津次郎

映画の感想+ブログ

銃社会の哀しみ フォールアウト (2021年製作の映画)

フォールアウト(字幕版)

4.5
ブレックファストクラブ、クルーレス、ミーンガールズ、ウォールフラワー、EasyA、The Edge of Seventeen・・・アメリカのゆうめいな学園映画を表としたとき、それらの裏となるのはマイケルムーアのボウリングフォーコロンバイン、ガスヴァンサントのエレファント、あるいはこのThe Falloutだと思う。

銃乱射事件は、キラキラで明るく楽しい舞台(学園)を、一瞬で凍り付かせる。
とても違うのにとても近い。──表裏だ。

本作は銃乱射事件によってトラウマを負った女子高生の話。
PTSDをかかえて学校へ行けなくなり、現実と向き合えなくなってしまったヴァダ(Jenna Ortega)のかなしみを描いている。

かなしさの描写が多彩。たとえば日本映画ならば、かなしいを泣かせることで表現するが、ここではもっと豊かに巧みに心象を活写していく。

この映画の導入となるカラクリは陰キャのヴァダが事件をきっかけに一軍のミア(Maddie Ziegler)と懇意になるところ。社会性を醸しつつもBooksmartみたいなデジタルな現代感覚を操っている。

監督Megan Parkの来歴を見たら女優業をやってきた人で、ショートとMVはあるものの長編の監督はこれが初。加えて原作も彼女が書いていた。
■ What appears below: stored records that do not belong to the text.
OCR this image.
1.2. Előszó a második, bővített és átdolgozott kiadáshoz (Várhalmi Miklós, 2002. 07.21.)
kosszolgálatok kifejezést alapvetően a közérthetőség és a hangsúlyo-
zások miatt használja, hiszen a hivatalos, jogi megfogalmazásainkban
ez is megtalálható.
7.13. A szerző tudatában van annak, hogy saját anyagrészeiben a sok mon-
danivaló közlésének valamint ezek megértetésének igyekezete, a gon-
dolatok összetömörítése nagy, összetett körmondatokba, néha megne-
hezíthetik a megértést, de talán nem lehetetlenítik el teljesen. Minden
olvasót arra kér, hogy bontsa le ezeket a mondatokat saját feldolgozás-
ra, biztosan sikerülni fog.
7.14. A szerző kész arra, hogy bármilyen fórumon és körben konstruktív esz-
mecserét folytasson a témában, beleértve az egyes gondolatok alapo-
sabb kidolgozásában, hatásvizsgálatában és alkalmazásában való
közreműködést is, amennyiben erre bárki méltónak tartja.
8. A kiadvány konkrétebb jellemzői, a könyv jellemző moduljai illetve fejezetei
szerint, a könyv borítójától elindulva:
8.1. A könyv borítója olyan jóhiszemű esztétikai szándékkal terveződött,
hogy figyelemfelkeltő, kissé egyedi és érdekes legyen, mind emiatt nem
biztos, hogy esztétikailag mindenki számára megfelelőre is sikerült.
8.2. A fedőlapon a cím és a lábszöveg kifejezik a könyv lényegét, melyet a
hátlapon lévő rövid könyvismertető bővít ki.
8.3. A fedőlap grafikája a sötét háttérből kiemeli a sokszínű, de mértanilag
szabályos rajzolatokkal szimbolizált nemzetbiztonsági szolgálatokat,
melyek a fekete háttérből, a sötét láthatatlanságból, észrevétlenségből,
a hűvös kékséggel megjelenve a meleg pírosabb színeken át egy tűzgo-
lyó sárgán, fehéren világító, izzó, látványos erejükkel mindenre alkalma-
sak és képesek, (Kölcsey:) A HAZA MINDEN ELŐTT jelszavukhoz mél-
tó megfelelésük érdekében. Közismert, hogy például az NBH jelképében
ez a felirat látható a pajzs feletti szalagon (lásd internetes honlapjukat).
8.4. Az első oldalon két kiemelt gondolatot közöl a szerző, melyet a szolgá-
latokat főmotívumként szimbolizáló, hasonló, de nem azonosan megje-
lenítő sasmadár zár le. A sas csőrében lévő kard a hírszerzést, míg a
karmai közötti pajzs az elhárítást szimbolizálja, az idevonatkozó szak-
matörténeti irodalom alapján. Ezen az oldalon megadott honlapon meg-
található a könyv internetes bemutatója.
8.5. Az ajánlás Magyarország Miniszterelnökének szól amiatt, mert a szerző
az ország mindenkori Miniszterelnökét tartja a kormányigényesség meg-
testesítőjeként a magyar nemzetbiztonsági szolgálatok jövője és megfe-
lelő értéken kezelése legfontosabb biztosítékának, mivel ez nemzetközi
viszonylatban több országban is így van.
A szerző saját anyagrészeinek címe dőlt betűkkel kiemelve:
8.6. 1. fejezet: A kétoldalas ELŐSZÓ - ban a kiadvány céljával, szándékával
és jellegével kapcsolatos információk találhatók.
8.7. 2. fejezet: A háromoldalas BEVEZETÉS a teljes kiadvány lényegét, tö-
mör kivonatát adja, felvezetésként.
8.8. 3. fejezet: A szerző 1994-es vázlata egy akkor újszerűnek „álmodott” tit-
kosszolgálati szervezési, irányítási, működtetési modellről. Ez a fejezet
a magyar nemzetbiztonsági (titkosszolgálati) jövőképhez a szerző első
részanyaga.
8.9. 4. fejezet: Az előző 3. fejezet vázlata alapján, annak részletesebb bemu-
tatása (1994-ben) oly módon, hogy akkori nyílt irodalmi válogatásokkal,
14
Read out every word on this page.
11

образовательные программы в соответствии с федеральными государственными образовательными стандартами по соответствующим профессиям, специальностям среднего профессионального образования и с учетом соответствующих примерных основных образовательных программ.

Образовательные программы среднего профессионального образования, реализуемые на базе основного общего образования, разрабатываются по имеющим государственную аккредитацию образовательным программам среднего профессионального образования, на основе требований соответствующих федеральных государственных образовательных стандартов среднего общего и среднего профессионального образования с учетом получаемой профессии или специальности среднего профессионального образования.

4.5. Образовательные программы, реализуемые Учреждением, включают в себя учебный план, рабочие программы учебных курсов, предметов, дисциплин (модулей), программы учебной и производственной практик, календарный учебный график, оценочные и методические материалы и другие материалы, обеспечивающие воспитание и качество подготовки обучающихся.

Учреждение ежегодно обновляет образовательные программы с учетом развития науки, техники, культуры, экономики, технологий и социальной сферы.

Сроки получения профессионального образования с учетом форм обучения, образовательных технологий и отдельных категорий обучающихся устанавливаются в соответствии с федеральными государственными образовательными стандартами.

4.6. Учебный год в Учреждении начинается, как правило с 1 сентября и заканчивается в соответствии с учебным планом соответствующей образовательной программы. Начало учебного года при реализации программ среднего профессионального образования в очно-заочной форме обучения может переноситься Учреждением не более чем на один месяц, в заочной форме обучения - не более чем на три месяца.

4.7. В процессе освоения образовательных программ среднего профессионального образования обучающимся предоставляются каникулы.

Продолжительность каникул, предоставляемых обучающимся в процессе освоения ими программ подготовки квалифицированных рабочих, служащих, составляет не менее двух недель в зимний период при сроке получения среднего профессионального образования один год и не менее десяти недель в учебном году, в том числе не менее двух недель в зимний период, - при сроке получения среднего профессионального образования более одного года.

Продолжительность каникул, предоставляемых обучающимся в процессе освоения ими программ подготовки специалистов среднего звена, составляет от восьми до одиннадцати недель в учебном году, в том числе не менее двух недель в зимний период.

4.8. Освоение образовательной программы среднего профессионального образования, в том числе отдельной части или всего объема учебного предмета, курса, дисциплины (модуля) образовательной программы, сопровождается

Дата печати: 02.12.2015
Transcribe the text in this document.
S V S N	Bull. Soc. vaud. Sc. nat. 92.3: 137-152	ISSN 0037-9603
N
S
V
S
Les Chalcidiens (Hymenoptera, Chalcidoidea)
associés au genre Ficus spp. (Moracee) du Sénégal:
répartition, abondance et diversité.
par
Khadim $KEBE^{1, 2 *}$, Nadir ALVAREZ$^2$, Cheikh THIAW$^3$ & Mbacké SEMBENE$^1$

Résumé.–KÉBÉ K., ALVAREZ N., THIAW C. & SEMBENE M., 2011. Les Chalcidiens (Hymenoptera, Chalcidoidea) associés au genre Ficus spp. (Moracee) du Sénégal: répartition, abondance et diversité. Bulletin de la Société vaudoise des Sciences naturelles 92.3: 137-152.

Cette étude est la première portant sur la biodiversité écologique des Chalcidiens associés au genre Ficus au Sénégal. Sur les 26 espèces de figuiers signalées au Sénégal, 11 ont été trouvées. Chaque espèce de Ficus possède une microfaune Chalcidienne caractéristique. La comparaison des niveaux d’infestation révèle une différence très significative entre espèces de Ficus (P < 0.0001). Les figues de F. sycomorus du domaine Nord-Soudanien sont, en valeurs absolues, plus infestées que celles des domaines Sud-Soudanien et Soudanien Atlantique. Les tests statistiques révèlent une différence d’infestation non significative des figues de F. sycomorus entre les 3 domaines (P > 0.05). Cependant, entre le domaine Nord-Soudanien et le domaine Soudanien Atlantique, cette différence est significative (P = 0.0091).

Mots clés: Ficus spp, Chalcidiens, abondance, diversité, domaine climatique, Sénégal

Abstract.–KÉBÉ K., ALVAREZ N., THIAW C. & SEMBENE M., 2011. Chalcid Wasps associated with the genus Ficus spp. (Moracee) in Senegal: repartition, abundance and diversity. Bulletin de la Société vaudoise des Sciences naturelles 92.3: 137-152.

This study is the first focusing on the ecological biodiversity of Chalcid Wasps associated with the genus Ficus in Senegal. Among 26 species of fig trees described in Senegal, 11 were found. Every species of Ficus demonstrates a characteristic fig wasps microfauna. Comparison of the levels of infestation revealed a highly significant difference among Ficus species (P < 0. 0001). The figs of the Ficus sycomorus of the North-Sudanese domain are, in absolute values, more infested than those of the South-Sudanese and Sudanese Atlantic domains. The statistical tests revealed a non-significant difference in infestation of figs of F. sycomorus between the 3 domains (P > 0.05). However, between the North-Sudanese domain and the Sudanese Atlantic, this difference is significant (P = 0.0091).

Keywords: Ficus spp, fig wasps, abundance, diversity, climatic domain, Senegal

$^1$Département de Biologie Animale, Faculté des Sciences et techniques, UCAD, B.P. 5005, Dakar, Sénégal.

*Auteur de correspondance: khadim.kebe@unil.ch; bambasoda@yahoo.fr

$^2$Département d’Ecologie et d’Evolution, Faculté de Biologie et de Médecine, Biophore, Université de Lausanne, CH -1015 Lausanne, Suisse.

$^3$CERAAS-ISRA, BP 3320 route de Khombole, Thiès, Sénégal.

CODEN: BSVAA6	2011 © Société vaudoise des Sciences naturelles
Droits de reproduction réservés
にもかかわらず日本の“巨匠”や“鬼才”も描けないような鮮やかな機微をさらりと表現してみせる。
やっぱぜんぜんちげえわ・・・という感じ。
いちいち日本映画と比較すんな──だが、日本映画業界にとっての孤高は、観衆にとっては孤立に過ぎない。外国作品を見るたびに日本映画をあざけるのは効果的なアジテイトだと思っている。

さらに本作の特長はきれいなこと。
チョボスキーのWonderがなぜ多く支持を得たか──と言えばきれいな人ばかり出ているから。ジュリアロバーツ、オーウェンウィルソン、Izabela Vidovic、ダニエルローズラッセル。Treacher Collins症候群のオギーの造形さえも“かわいい”といえるレベルだった。

The Falloutもきれいな人ばかりでてくる。主人公ヴァダ役のJenna Ortega、ミア役のMaddie Ziegler、アメリア役のLumi Pollack。セラピスト役としてShailene Woodley。
とりわけ事件以降急によそよそしくなった姉ヴァダになんとか取り入ろうとする妹アメリアのいじらしさがアドラブル。
映画にもTikTokみたいに単純な法則“最終的にはビジュアルが勝つ”──っていうのはある。人々は見た目に正直に反応するものだ。

ただしビジュアルにくわえて前述したように演出がとてもうまい。すくなくとも日本にこんな空気感を出せる監督はいない。ヴァダとミアがきすするところなんかアブデラティフケシシュのように官能的だった。

女子力という言葉があるが映画をつくるには人間力が必要な気がする。アメリカで相次ぐ銃乱射事件から36歳のMegan Parkはこれを書いて、撮った。そういう社会性と技量を日本で培うことができるんだろうか。日本の女優は“いい”映画をつくれるのだろうか。

──

日本でも米国の銃乱射事件が毎日のように報道されもはや驚きも失せた。事件が相次いだことで6月(2022年)には銃規制法が成立したが、抜本的なものではないらしい。銃規制が進まない理由として全米ライフル協会の権力が強い──が比較的知られているが、根本因子には自警が米国民のアイデンティティと化しているから──というのがある。家族を守る家長なら丸腰でいようとは思わないだろう。

お気に入りの演技派John Ortizが父役で出ていてちょっと光った。